The hoods of ’65-’66 full-size Chevys are massive, so large scale flames work well on such a large “canvas.” These single color flames display a couple neat tricks. They are symmetrical; they intersect in the middle forming two large teardrops; the six inner curves taper radically to narrow licks forming a scallop-like design; and the two free-floating licks give a tribal look to the flames.
Masking tape must have been a major expense during the painting of the multi, multi-colored pearl flames on Gene Andrews’ 1962 Impala. A great deal of patience is required to apply so many overlapping layers of color. Several different pinstriping colors were used to help separate the many flame licks.
This neat little trick is on a Chevy pickup tailgate, but the general idea could be applied to cars as well. The checkerboard design inside the script takes on a different appearance depending if it is viewed from a distance or up close.
The neat trick on these House of Kolor candy tangerine flames is the yellow ghost flames within the main flames. Jason Rushforth designed the paint scheme and RJ Customs applied the paint. The ghost flames were shot over the main flames and their masking tape, so when the tape was removed the ghost flames would have a random flow.
Airbrushed side trim on this ’62 Chevy Biscayne ends in a furled flag design. It adds interest to an otherwise plain rear quarter panel.
Candy magenta/purple tribal flames over a screaming yellow base make this Chevy street rod easy to spot in a crowd. The magenta was fogged over the silver undercoat on the front of the car. That makes it appear to be a pale purple. Lime green pinstriping makes the flames stand out even more.

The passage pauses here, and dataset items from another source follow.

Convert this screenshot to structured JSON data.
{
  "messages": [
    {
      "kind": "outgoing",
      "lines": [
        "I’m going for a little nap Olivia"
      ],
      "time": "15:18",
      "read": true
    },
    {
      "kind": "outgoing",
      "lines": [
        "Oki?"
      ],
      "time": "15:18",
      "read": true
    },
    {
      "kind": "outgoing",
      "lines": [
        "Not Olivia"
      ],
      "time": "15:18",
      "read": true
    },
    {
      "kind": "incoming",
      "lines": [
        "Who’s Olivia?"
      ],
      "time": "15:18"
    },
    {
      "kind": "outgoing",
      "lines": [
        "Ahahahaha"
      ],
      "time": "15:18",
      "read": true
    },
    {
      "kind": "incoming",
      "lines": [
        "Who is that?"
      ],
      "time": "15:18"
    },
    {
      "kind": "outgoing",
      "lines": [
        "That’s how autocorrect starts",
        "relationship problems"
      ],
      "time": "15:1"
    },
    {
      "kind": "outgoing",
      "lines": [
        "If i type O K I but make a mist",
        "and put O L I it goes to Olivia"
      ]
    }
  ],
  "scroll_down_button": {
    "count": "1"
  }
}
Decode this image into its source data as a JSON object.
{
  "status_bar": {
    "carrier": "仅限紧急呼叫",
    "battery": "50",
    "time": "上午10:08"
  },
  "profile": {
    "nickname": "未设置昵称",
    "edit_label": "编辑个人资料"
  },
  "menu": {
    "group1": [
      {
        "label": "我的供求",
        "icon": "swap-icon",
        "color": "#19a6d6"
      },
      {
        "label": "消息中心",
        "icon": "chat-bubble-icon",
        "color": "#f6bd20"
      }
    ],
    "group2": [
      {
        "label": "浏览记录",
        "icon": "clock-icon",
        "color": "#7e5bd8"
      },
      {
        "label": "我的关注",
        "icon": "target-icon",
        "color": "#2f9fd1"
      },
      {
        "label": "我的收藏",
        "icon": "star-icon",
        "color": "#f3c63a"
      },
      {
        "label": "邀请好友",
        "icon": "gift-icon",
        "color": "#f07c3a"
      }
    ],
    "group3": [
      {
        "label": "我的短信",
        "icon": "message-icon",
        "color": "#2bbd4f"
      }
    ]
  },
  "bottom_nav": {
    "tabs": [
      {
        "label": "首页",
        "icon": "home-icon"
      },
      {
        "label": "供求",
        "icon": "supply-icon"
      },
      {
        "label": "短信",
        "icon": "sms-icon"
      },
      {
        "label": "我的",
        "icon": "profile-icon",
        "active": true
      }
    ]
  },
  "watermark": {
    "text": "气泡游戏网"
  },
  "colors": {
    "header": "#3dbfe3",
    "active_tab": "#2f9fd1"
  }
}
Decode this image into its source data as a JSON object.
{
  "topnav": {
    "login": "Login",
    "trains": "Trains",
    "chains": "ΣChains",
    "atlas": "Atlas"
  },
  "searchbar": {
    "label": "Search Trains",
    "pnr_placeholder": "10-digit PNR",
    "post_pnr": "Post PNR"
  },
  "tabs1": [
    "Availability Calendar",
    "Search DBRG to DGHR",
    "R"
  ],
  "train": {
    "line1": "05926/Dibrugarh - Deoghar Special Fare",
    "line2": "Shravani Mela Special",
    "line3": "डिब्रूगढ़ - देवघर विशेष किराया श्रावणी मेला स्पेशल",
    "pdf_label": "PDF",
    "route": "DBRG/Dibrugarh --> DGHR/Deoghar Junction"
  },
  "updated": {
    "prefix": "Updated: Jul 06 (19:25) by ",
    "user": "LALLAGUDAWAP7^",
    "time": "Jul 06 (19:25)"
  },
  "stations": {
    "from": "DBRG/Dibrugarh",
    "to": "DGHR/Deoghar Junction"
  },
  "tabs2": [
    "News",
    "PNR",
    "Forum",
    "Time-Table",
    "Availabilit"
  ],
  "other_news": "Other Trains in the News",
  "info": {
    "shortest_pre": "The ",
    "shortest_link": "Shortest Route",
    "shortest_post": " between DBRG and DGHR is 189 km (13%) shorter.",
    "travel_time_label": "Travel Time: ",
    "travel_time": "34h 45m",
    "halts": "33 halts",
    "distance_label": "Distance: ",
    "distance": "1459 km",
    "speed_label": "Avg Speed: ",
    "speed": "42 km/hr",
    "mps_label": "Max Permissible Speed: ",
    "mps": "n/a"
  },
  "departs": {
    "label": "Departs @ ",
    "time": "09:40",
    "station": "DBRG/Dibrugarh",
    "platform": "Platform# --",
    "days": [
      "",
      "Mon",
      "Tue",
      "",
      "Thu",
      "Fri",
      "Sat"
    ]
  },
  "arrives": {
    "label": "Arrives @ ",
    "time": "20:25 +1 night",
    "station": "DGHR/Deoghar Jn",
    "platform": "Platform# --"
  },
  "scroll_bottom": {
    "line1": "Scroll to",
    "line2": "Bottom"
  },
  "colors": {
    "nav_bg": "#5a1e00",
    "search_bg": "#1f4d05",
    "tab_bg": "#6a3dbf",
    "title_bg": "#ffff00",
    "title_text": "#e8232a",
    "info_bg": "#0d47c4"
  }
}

A close-up of the tribal flames how crescent shapes were outlined in the inner curves. That gives sort of a 3-D look. A small white airbrushed “hot spot” was placed in the middle of the crescent to enhance the feeling of depth.
Flames don’t have to be limited to exterior body panels. These traditional flames were applied to the valve covers of a late-model Corvette engine. Process Blue pinstriping is an excellent choice, especially over black. Notice the many free-floating pinstriped licks. They add interest and a feeling of motion.
A neat custom paint detail trick is the airbrushed barbwire woven around the maroon stripe that separates the silver and white primary colors on Doug Pessemier’s 1986 Monte Carlo. Travis Moore was responsible for the paint and intricate airbrush art.
Where and how flames start can vary greatly. This ’55 Chevy has pretty solid flames that cover much of the hood, front fenders, and doors. The unusual part is how they start at the midpoint of the turn signals. They then flow up almost to the top of the fender opening, but not quite over.